From a donkey "sanctuary" Eo is set loose, then captured by a council worker and made the mascot of a soccer team. But when the team wins, the opponents seem to blame Eo, and send hooligans to beat him. He is rescued again and restored to health, though he comes very close to being repurposed as meat for human consumption. Finally after a time with a wild ruffian into headbanger music (Mateusz Kosciukiewicz), he wanders loose again and is found tied to a pole on a highway by Vito, a gorgeous young Italian with magnificent eyelashes who, of course, is a wayward priest and a gambling addict (Lorenzo Zurzolo) who's the son of a French countess played by Isabelle Huppert. What else?

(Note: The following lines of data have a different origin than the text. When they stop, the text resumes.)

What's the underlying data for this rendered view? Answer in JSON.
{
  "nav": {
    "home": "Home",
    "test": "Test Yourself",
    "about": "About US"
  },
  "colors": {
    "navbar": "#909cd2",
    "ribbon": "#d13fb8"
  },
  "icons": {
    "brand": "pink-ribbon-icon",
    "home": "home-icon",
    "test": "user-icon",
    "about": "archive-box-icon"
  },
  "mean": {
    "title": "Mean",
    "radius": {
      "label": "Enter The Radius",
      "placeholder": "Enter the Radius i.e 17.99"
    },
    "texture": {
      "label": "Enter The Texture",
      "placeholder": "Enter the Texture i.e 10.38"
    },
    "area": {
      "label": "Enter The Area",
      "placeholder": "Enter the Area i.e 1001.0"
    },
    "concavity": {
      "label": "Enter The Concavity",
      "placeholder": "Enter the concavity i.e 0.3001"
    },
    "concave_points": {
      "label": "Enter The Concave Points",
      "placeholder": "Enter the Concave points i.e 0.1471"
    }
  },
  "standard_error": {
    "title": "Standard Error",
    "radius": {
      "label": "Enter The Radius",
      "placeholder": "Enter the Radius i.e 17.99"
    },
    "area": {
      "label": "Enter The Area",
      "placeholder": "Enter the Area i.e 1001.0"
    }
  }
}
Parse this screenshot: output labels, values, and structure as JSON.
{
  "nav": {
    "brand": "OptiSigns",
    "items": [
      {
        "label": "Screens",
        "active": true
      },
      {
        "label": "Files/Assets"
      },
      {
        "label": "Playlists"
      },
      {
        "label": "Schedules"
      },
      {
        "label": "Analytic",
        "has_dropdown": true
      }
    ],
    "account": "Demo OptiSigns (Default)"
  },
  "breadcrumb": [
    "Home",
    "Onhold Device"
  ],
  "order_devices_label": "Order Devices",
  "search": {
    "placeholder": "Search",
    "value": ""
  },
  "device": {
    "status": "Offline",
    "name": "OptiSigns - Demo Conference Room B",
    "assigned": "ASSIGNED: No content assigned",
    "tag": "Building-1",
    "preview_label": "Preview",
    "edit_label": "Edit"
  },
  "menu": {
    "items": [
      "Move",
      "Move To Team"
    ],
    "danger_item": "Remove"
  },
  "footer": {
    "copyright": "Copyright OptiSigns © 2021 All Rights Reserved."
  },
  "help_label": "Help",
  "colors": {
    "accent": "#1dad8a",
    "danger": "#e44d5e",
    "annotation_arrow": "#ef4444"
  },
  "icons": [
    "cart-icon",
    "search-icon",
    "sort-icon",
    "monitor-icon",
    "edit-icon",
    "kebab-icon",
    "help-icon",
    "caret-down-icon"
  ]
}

It may show that EO did not win my admiration, unlike some, such as Manohla Dargis of the New York Times, who called it an "indelible heartbreaker" and put it at number one on her best movies of 2022 list. For me it seems presumptive for a filmmaker to presume to see things from the eyes of an animal. Skolimowski's use of very closeup images of Eo's head did not convince me that he's getting into that head. The choice of a donkey loads the dice. It builds on the species' humble look and history as a beast of burden, which may seem the more painful if we realize donkeys (and mules) are more intelligent than horses. It's inevitable that we will get to mankind's cruelty to animals, this time right away. The wanderings of Eo, though beautifully and sometimes experimentally filmed, seem a bit far-fetched. Though some reviewers think this film identifies more totally with the donkey than Bresson's, often the donkey seemed to me a mere excuse for changing scenes and characters.

There have been various documentaries showing human exploitation of animals, especially slaughtering them for meat, or used in a factory farm like, this year, Andrea Arnold's Cow, which also, more monotonously but more realistically, seeks to follow the "point of view" of an animal, actually used to provide milk (and offspring who're quickly taken from her so her milk can continued bo be used), and, when her time has come, put to death (really) with a bullet to the head. The doc, be it noted, actually follows Luna, one cow, whereas Eo makes use of six donkey's in its lead role, and they do not all look alike, if you are paying attention.

But what about the millions of humans who love their pets, their dogs, cats, canaries, turtles or lizards as it may be, and treat them with kindness? It's nice, and more convincing, to see a film made from the point of one of these people. A recent favorite of mine was Andrew Haigh's Lean on Pete, also a road movie, but focused on a fifteen-year-old boy (Charlie Plummer) who steals a horse he loves to save him from being sent to the glue factory because his racing days are over. Though the "Lassie" movies may be corny, so is making a donkey the protagonist of an art film. When Ryan Leston, in his Slash Film review of Eo said this film "is essentially a movie that's Forrest Gump if Forrest was a donkey," it struck a chord with me, a discordant, damning one.

EO, 85 mins., debuted in competition at Cannes May 2022 and has shown in 35 festivals or special series since, including the NYFF Main Slate. Its limited US theatrical release began Nov. 18, 2022. Watched at Landmark's Elmwood Theater Dec. 9, 2022. Metacritic rating: 83%.